Dear Reader,
Welcome to the 62nd edition of the good reads newsletter by Malpani Ventures. Sharing your weekly dose of articles for this weekend’s reading!
WorkOS’ Path to Product-Market Fit — Why Your ‘Bad’ Idea Might Actually Be the Best One
https://review.firstround.com/workos-path-to-product-market-fit
Michael Grinich, founder at WorkOS shares learnings from his journey:
“The best startup ideas seem at first like bad ideas. … if a good idea were obviously good, someone else would already have done it.” - You want to be the only product in the category when you launch, and around six months ahead of the competition. So look for the solution that looks like a bad idea to enough people initially
At WorkOS, one of our operating principles is building a ‘minimum awesome product.’ That doesn't mean that you should just constantly be building forever, but you need to build something that’s beyond just okay — it needs to be excellent and impressive to people.
I consider pricing to be something you need to develop just like you develop the product itself. You iterate on the API design, and the same should be true of pricing.
Your guide to B2B referrals
Best-in-class B2B companies excel in all three: Product LTV, time to product value, and level of product engagement. But you can also be successful with just having two, anything outside these sweet spots are considered B2B referral death valley.
My Top 10 Mistakes Getting to $100m ARR: Jason Cohen, Founder WP Engine
Jason Cohen, founder of $100m+ WP Engine, shares his top 10 mistakes on getting to $100Mn in ARR
What validation can do is _disprove_ an idea, i.e. show you it’s definitely wrong. But when it seems validated, just think: It’s just _not disproved_, so a quick early product is the only way to know for sure.
The right metrics look out no more than a year, and stay scoped to specific domains, answering specific questions.
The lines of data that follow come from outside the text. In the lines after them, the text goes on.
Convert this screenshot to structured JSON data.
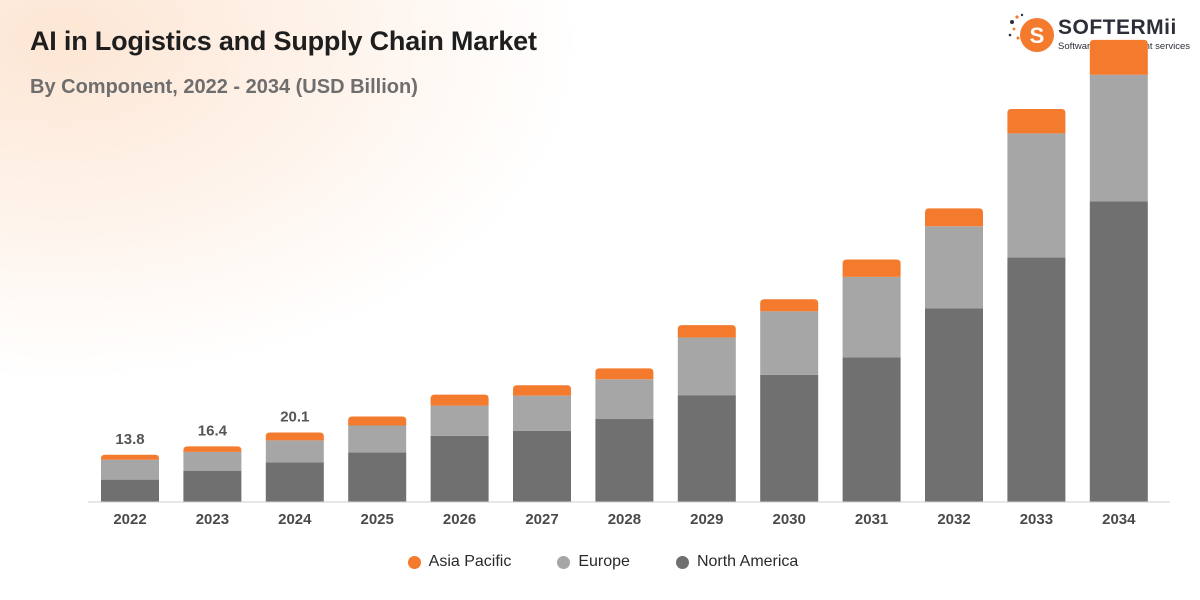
{
  "brand": {
    "name": "SOFTERMii",
    "tagline": "Software development services",
    "mark_letter": "S",
    "accent": "#f47a2e"
  },
  "chart_data": {
    "type": "bar",
    "stacked": true,
    "title": "AI in Logistics and Supply Chain Market",
    "subtitle": "By Component, 2022 - 2034 (USD Billion)",
    "categories": [
      "2022",
      "2023",
      "2024",
      "2025",
      "2026",
      "2027",
      "2028",
      "2029",
      "2030",
      "2031",
      "2032",
      "2033",
      "2034"
    ],
    "series": [
      {
        "name": "North America",
        "color": "#707070",
        "values": [
          4.5,
          6.3,
          8.0,
          10.0,
          13.3,
          14.3,
          16.7,
          21.5,
          25.6,
          29.1,
          39.0,
          49.2,
          60.5
        ]
      },
      {
        "name": "Europe",
        "color": "#a6a6a6",
        "values": [
          4.0,
          3.8,
          4.4,
          5.4,
          6.1,
          7.1,
          8.0,
          11.6,
          12.8,
          16.2,
          16.5,
          25.0,
          25.5
        ]
      },
      {
        "name": "Asia Pacific",
        "color": "#f47a2e",
        "values": [
          1.0,
          1.1,
          1.6,
          1.8,
          2.2,
          2.1,
          2.2,
          2.5,
          2.4,
          3.5,
          3.6,
          4.9,
          7.0
        ]
      }
    ],
    "data_labels": {
      "2022": "13.8",
      "2023": "16.4",
      "2024": "20.1"
    },
    "legend_order": [
      "Asia Pacific",
      "Europe",
      "North America"
    ],
    "legend_position": "bottom",
    "ylim": [
      0,
      95
    ],
    "grid": false,
    "xlabel": "",
    "ylabel": ""
  }
}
So, “payback period” makes sense (ARPU/CAC, the number of months needed before a customer has “paid back” in revenue the cost of acquiring the customer), because both figures are known today, and won’t change dramatically during that time period. And cohort-retention makes sense, because that’s tracking actually behavior month-over-month, allowing you to detect and react to systematic changes. And segmenting and trending GPM is useful to know which customers are more profitable, or which operational activities would be useful to cost-optimize.